ECB offers a clear signal for a cut in June: the implications on mortgages

ECB offers a clear signal for a cut in June

(Finance) – Everything postponed to June due to a rate cut by the ECB. The President Christine Lagarde in the press conference following the Board meeting he confirmed that they persist “domestic inflationary pressures“, even in a deflation scenario, and that will be necessary evaluate the data carefully in the next months. There will be greater certainty in April and “much more in June” and with this indication the number one in Frankfurt seems to have given a clear indication of a rate cut at the end of the first half of the year.
But what do analysts think?

“Since the ECB has been in charge of defining interest rates for the Eurozone, it has lowered them 21 times, and never when core inflation was above 2.2%. Today core inflation is at 3 .1% and will not fall below 2.2% before the summer. Unless an unexpected event occurs that affects growth or financial stability.” comment Sylvain BroyerChief Economist EMEA of S&P Global Ratings, saying he is convinced that “an ECB rate cut in June is therefore the most likely scenario.”

“As we expected, the ECB remains on hold and maintains its data-dependent position, meeting by meeting. Since late last year, markets have ruled out a substantial amount of rate cuts. Current valuations look much more reasonable, and no further from our baseline”, comments Konstantin Veit, Portfolio Manager of PIMCO. “Once the ECB starts cutting rates – continues the analyst – we believe it will proceed cautiously with conventional 25 basis point steps. We expect three rate cuts this year, starting in June or later. the trend in wages is key.”

Richard Flax, Chief Investment Officer of Moneyfarm, notes that “the ECB therefore appears reluctant to declare a premature victory against inflation, as also underlined by chief economist Philip Lane”, but “the next meeting, scheduled for 11 April, could provide new useful indications on future moves by policymakers, with important implications on the markets and investors’ expectations”. “With inflation still above target levels and an uncertain wage dynamic, the expert underlines – the ECB seems destined to navigate on sight, maintaining a prudent approach to monetary policy”.
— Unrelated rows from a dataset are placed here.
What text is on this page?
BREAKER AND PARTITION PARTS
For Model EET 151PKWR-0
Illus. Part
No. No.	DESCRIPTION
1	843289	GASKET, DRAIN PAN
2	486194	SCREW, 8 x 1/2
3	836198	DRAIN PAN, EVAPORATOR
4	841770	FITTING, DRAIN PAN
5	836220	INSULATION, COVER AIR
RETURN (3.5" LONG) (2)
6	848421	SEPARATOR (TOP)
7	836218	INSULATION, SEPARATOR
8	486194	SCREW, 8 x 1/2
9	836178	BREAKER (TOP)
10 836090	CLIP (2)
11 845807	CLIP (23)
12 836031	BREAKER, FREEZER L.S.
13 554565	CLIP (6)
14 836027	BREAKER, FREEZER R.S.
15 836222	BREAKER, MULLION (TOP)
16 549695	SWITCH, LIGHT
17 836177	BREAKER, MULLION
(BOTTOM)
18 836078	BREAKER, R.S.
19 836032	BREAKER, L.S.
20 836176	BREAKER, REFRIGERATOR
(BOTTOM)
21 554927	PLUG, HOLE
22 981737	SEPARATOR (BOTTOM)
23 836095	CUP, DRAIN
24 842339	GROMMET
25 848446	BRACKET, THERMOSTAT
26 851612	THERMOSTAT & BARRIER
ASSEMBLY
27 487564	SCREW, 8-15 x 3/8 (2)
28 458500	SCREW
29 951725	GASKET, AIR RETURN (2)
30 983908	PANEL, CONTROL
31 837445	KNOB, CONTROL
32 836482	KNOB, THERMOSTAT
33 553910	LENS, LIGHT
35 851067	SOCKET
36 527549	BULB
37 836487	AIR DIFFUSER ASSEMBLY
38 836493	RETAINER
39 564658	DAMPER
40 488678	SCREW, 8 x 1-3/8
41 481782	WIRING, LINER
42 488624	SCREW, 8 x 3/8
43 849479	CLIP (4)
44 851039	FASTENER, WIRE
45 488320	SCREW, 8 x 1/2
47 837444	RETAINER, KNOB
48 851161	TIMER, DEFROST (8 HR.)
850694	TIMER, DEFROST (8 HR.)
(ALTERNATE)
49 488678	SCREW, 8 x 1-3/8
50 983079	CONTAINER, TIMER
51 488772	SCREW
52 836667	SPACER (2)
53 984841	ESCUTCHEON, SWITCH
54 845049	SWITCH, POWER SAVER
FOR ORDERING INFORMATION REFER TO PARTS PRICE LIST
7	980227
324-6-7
“The President made a more explicit reference to the timing of the first cut, saying that “we’ll know a little more in April, but we’ll know a lot more in June.” This is the best he can do in terms of signaling the first cut, adding that market prices seemed to be converging for the better,” explains Frederik Ducrozet, Head of Macroeconomic Research at Pictet Wealth Managementclarifying that “uncertainty, however, remains linked to the pace of easing once the cycle starts” and it is expected that “the ECB will move cautiously in 2024, probably pausing in July after the June cut and moving at an easing pace of 25 basis points per meeting starting in September.”

“The joint reading of the downward revision of inflation estimates and Lagarde’s words confirm the hypothesis that the season of rate cuts will begin no earlier than the wage data at the end of April. Therefore, the hypothesis outlined in the outlook for the ECB (and also for the Fed) of 4 cuts in 2024 starting from June (eventually the start would be postponed to July at the latest) remains confirmed”, confirms Antonio Cesarano, Chief Global Strategist of Intermonte.

The implications for mortgages

Each postponement of the rate cut will have different implications for the families with a mortgage. For sector experts “the time really seems to be almost ripe for a cut in interest rates and a consequent normalization of the market”.

For Mortgage Online “today the fixed rate is an optimal solutionwith the possibility of obtaining TAN just above 2.50% in the case of “green” solutions; this is a lower cost than the average of fixed rates between 2014 and 2018, which stood at 2.78%. And if rates drop further in the future, subrogation can always be considered.

MutuiOnline.it simulations confirm this significant savings in offers compared to a year ago: for a twenty-year mortgage of €160,000 requested by a forty-year-old resident in Milan, to March 2023 the best fixed rate was expensive 3.60% and he had one installment of 936 eurosWhile now it costs 2.73% with a installment of 866 euros. Today also considering the green offers the rate drops further at 2.55% and the monthly installment of 852 euros. In practice you save between 16,800 and 20,200 euros in total interest.

The same simulation leads to completely different results if you analyze i variable rate mortgages: a year ago the best variable rate mortgage had a Tan of 3.30% with a installment of 912 euroswhile now the installment rose to 1,033 euros and the Tan to 4.74%. In the event of a drop in the Euribor as forecast, the installment would reach €941, a good €92 less than today but still higher than a year ago.